Andrea: I can’t let you switch households before I get my snoggin’ on.

Uma: If you know where the snoglords are, lead on.

Samantha: We need assigned teleport spots before we end up merging with each other.

Samantha: Just because we’re family doesn’t mean I want to see what your insides look like.

Those are the chest drawer pulls.

Nick: What?

Just if anyone wanted to know what those horrible blocky things ruining the shot are.

Uma: Welcome to Snogvale.

Victor: Population: Yes.

Nick: I’m open for anything but we need to ditch the brat.

Victor: How’s my hot mamma doing?
Andrea: Can we omit familial metaphors from our affectionate vocabulary? No reason. But can we.

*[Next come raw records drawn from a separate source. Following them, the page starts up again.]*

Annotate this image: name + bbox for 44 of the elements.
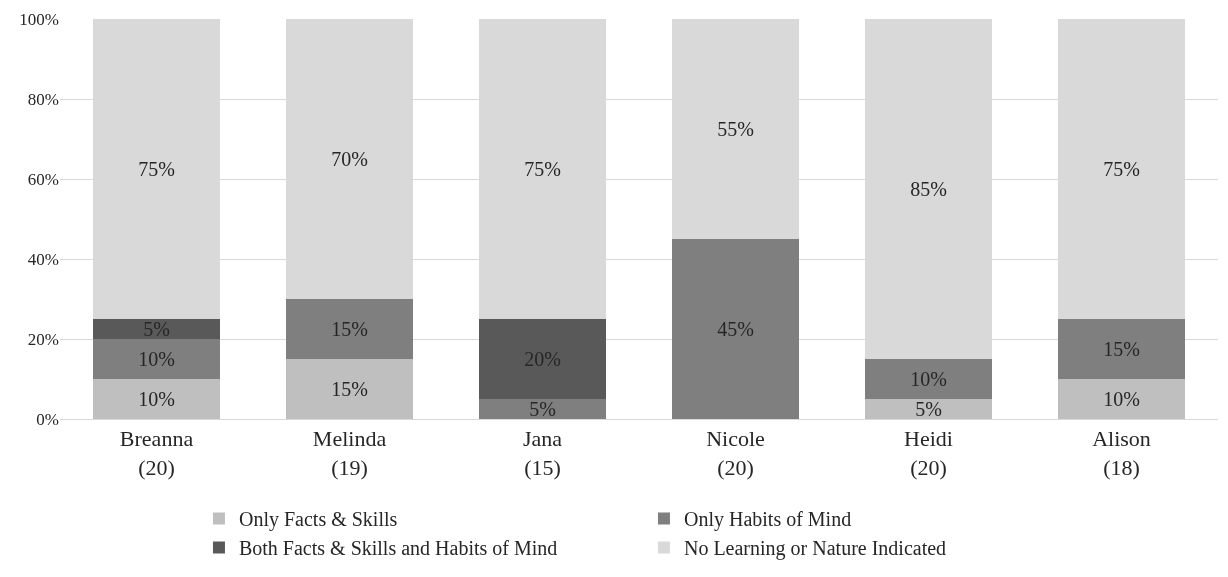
bar xyxy=(285,299,414,359)
data-label: 15% xyxy=(1103,338,1140,360)
data-label: 5% xyxy=(529,398,556,420)
y-tick-label: 80% xyxy=(27,89,59,109)
data-label: 75% xyxy=(524,158,561,180)
data-label: 5% xyxy=(915,398,942,420)
legend-label: Only Facts & Skills xyxy=(238,508,398,532)
data-label: 45% xyxy=(717,318,754,340)
legend-label: No Learning or Nature Indicated xyxy=(683,537,947,561)
bar xyxy=(478,399,607,419)
data-label: 10% xyxy=(138,388,175,410)
bar xyxy=(92,319,221,339)
bar xyxy=(285,359,414,419)
x-tick-label: Breanna (20) xyxy=(119,426,194,480)
legend-label: Only Habits of Mind xyxy=(683,508,852,532)
data-label: 85% xyxy=(910,178,947,200)
y-tick-label: 20% xyxy=(27,329,59,349)
bar xyxy=(92,379,221,419)
data-label: 10% xyxy=(910,368,947,390)
y-tick-label: 100% xyxy=(19,9,59,29)
bar xyxy=(864,359,993,399)
bar xyxy=(1057,319,1186,379)
x-tick-label: Melinda (19) xyxy=(312,426,387,480)
x-tick-label: Jana (15) xyxy=(522,426,563,480)
data-label: 75% xyxy=(1103,158,1140,180)
bar xyxy=(671,239,800,419)
data-label: 10% xyxy=(138,348,175,370)
data-label: 10% xyxy=(1103,388,1140,410)
y-tick-label: 60% xyxy=(27,169,59,189)
data-label: 70% xyxy=(331,148,368,170)
bar xyxy=(1057,379,1186,419)
data-label: 15% xyxy=(331,378,368,400)
y-tick-label: 40% xyxy=(27,249,59,269)
x-tick-label: Alison (18) xyxy=(1092,426,1151,480)
data-label: 55% xyxy=(717,118,754,140)
x-tick-label: Heidi (20) xyxy=(904,426,953,480)
y-tick-label: 0% xyxy=(36,409,59,429)
x-tick-label: Nicole (20) xyxy=(706,426,765,480)
bar xyxy=(92,339,221,379)
bar xyxy=(478,319,607,399)
data-label: 15% xyxy=(331,318,368,340)
legend-label: Both Facts & Skills and Habits of Mind xyxy=(238,537,558,560)
bar xyxy=(864,399,993,419)
data-label: 75% xyxy=(138,158,175,180)
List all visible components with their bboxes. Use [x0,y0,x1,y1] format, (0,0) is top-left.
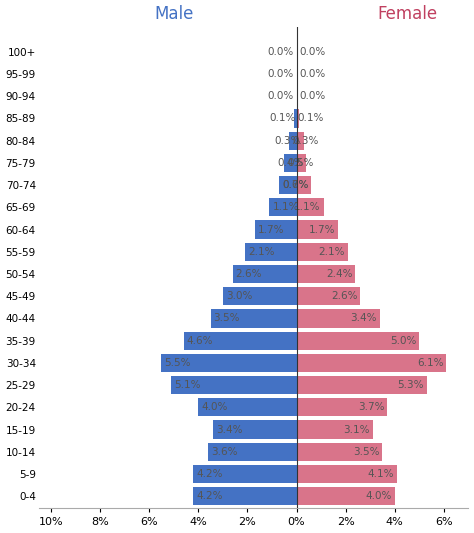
Bar [270,198,297,216]
Bar [297,176,311,194]
Bar [193,465,297,483]
Bar [255,221,297,239]
Bar [297,487,395,505]
Bar [294,109,297,127]
Text: 3.6%: 3.6% [211,447,237,457]
Bar [289,132,297,150]
Text: 3.4%: 3.4% [216,425,242,434]
Bar [297,376,427,394]
Text: 4.0%: 4.0% [201,402,228,413]
Text: 1.1%: 1.1% [273,203,299,212]
Text: 0.0%: 0.0% [300,69,326,79]
Text: 0.7%: 0.7% [282,180,309,190]
Bar [297,354,447,372]
Text: 2.4%: 2.4% [326,269,353,279]
Text: 0.0%: 0.0% [300,47,326,57]
Bar [279,176,297,194]
Text: 3.4%: 3.4% [351,313,377,324]
Text: 3.1%: 3.1% [343,425,370,434]
Bar [297,154,306,172]
Text: 4.2%: 4.2% [196,491,223,501]
Bar [210,309,297,328]
Bar [297,287,360,305]
Text: 2.6%: 2.6% [331,291,357,301]
Text: 4.2%: 4.2% [196,469,223,479]
Text: 4.0%: 4.0% [365,491,392,501]
Text: 0.3%: 0.3% [292,136,319,146]
Text: 3.5%: 3.5% [353,447,380,457]
Bar [297,243,348,261]
Bar [297,265,356,283]
Bar [198,398,297,416]
Text: 1.7%: 1.7% [258,224,284,235]
Bar [171,376,297,394]
Bar [183,332,297,350]
Text: 3.7%: 3.7% [358,402,384,413]
Bar [297,109,299,127]
Text: 0.4%: 0.4% [277,158,303,168]
Text: 0.0%: 0.0% [267,69,293,79]
Text: 2.1%: 2.1% [248,247,274,257]
Text: 2.1%: 2.1% [319,247,345,257]
Bar [297,132,304,150]
Text: 5.1%: 5.1% [174,380,201,390]
Text: 1.1%: 1.1% [294,203,320,212]
Bar [297,221,338,239]
Text: 3.0%: 3.0% [226,291,252,301]
Bar [213,421,297,439]
Bar [284,154,297,172]
Text: 0.1%: 0.1% [297,114,323,124]
Text: Female: Female [377,5,437,23]
Text: 0.5%: 0.5% [287,158,313,168]
Bar [297,198,324,216]
Bar [297,309,380,328]
Bar [297,465,397,483]
Bar [208,442,297,461]
Bar [297,332,419,350]
Text: 4.6%: 4.6% [186,336,213,346]
Text: 0.6%: 0.6% [282,180,308,190]
Bar [233,265,297,283]
Text: 0.0%: 0.0% [267,91,293,101]
Bar [162,354,297,372]
Text: 0.0%: 0.0% [300,91,326,101]
Text: 4.1%: 4.1% [368,469,394,479]
Bar [223,287,297,305]
Text: 5.0%: 5.0% [390,336,416,346]
Text: 0.1%: 0.1% [270,114,296,124]
Bar [297,398,387,416]
Bar [297,442,383,461]
Bar [297,421,373,439]
Text: Male: Male [154,5,193,23]
Text: 6.1%: 6.1% [417,358,443,368]
Text: 5.5%: 5.5% [164,358,191,368]
Text: 3.5%: 3.5% [213,313,240,324]
Text: 5.3%: 5.3% [397,380,424,390]
Text: 2.6%: 2.6% [236,269,262,279]
Text: 0.3%: 0.3% [274,136,301,146]
Bar [193,487,297,505]
Text: 0.0%: 0.0% [267,47,293,57]
Text: 1.7%: 1.7% [309,224,335,235]
Bar [245,243,297,261]
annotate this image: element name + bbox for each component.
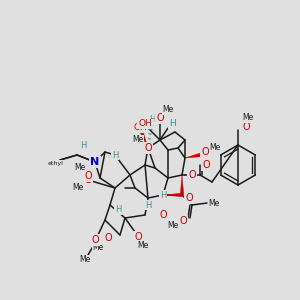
Text: H: H: [80, 142, 86, 151]
Text: Me: Me: [132, 136, 144, 145]
Text: H: H: [169, 119, 176, 128]
Text: Me: Me: [137, 242, 148, 250]
Text: Me: Me: [209, 143, 220, 152]
Text: H: H: [149, 116, 155, 124]
Text: H: H: [145, 200, 151, 209]
Text: H: H: [112, 151, 118, 160]
Text: O: O: [185, 193, 193, 203]
Text: ethyl: ethyl: [48, 160, 64, 166]
Polygon shape: [185, 153, 200, 158]
Text: Me: Me: [162, 106, 174, 115]
Text: Me: Me: [242, 113, 253, 122]
Polygon shape: [180, 175, 184, 195]
Text: Me: Me: [80, 256, 91, 265]
Text: H: H: [160, 190, 166, 200]
Text: Me: Me: [208, 199, 220, 208]
Text: O: O: [84, 171, 92, 181]
Text: Me: Me: [92, 244, 104, 253]
Text: H: H: [115, 206, 121, 214]
Text: O: O: [134, 232, 142, 242]
Text: O: O: [202, 160, 210, 170]
Text: O: O: [84, 175, 92, 185]
Text: OH: OH: [138, 119, 152, 128]
Text: O: O: [104, 233, 112, 243]
Text: Me: Me: [72, 184, 84, 193]
Text: O: O: [179, 216, 187, 226]
Text: O: O: [91, 235, 99, 245]
Text: N: N: [90, 157, 100, 167]
Text: O: O: [201, 147, 209, 157]
Text: Me: Me: [167, 220, 178, 230]
Text: Me: Me: [74, 164, 86, 172]
Text: OH: OH: [133, 124, 147, 133]
Text: O: O: [242, 122, 250, 132]
Text: O: O: [156, 113, 164, 123]
Text: O: O: [188, 170, 196, 180]
Polygon shape: [138, 127, 148, 148]
Text: O: O: [159, 210, 167, 220]
Polygon shape: [163, 193, 182, 197]
Text: O: O: [144, 143, 152, 153]
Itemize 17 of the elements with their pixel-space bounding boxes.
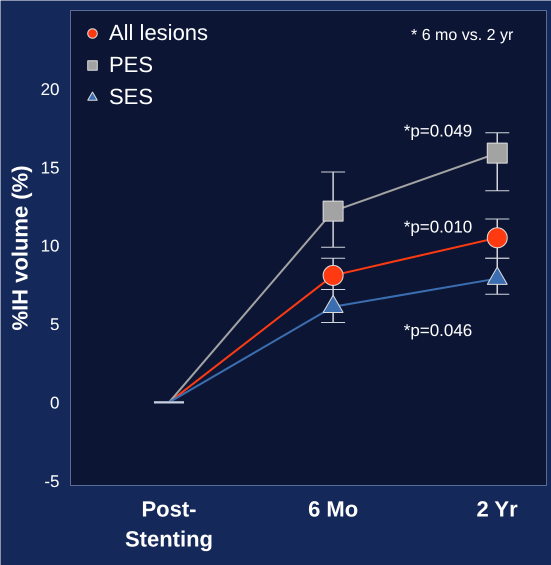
y-axis-title: %IH volume (%)	[8, 165, 33, 331]
y-tick-label: 5	[50, 315, 60, 334]
x-tick-label: Post-Stenting	[124, 496, 213, 552]
annotation: *p=0.010	[404, 217, 472, 236]
y-tick-label: 15	[40, 158, 60, 178]
legend-label: SES	[109, 84, 154, 110]
legend-label: All lesions	[109, 20, 208, 46]
y-tick-label: -5	[44, 472, 60, 491]
annotation: *p=0.046	[404, 320, 472, 340]
y-tick-label: 20	[40, 80, 60, 99]
x-tick-label: 6 Mo	[308, 496, 358, 522]
y-tick-label: 0	[50, 393, 60, 412]
legend-label: PES	[109, 52, 154, 78]
annotation: *p=0.049	[404, 122, 472, 141]
y-tick-label: 10	[40, 236, 60, 256]
annotation: * 6 mo vs. 2 yr	[411, 27, 514, 44]
x-tick-label: 2 Yr	[476, 496, 518, 522]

Nick: Have you ever pried open a red burning eye with a chopstick?

Cecilia: I’M COMING FOR YOU

Vicki: Bad news, everyone! Catapult nightmares when you can teleport are super embarassing.
Victor: Well well! Welcome to the yard.

Uma: What did you have a nightmare about?
Vicki: …consequences.

Nick: Just the word drives me to drink.

Vicki: Hey baby, doorframe’s in the frame.

Uma: Who you callin’ baby, baby?

William: What’s your endgame there, son?

William: So soft! What’s it made of?
Uma: Plantsim skin.

Nick: Nothing satisfies like a good callback.

Andrea: So HEY Vicki’s still naked.
Victor: U-MA NEXT! U-MA NEXT!

Valerie: What kind of example are you setting for you daughter?
Vicki: I was going for “do what you want and fuck the haters.” You got a better one?

FOOMPF

Samantha: There is no better one.

Samantha: My only goal is to exceed her badassery.

Brittany: I’d say risking a bus bisection to look cool is pretty badass!
Samantha: Yeah but what do you know, you wear beige clothes.

Victor: No touch! No homo.
Valerie: You gonna sit there and let them be prejudiced, Vicki?
Nick: What? Homo means “same.” He doesn’t want to touch me because we’re related.
Victor: Um, duh? What else would it mean?

Generally it means the speaker is a waste of skin.

Andrea: Grugly’s on a liberal soapbox in the dining room.

Not true!

I’m in the kitchen now.

You know that he’s your half-bro-

Andrea: He IS my half! My better half! And don’t call me bro! And SHUT UP SHUT UP

I honestly did not anticipate this when I put a fountain there.

Chief: .oO(Livin’ the dream!)

The off-centre, ostentatious, aristocratic, aristocrats-joke dream.

Next time: The Lay (Ley? Leigh?) of Brad, a gender adventure in seven parts.

SEVEN PARTS.

This chapter depicts gameplay from 27 May 2012.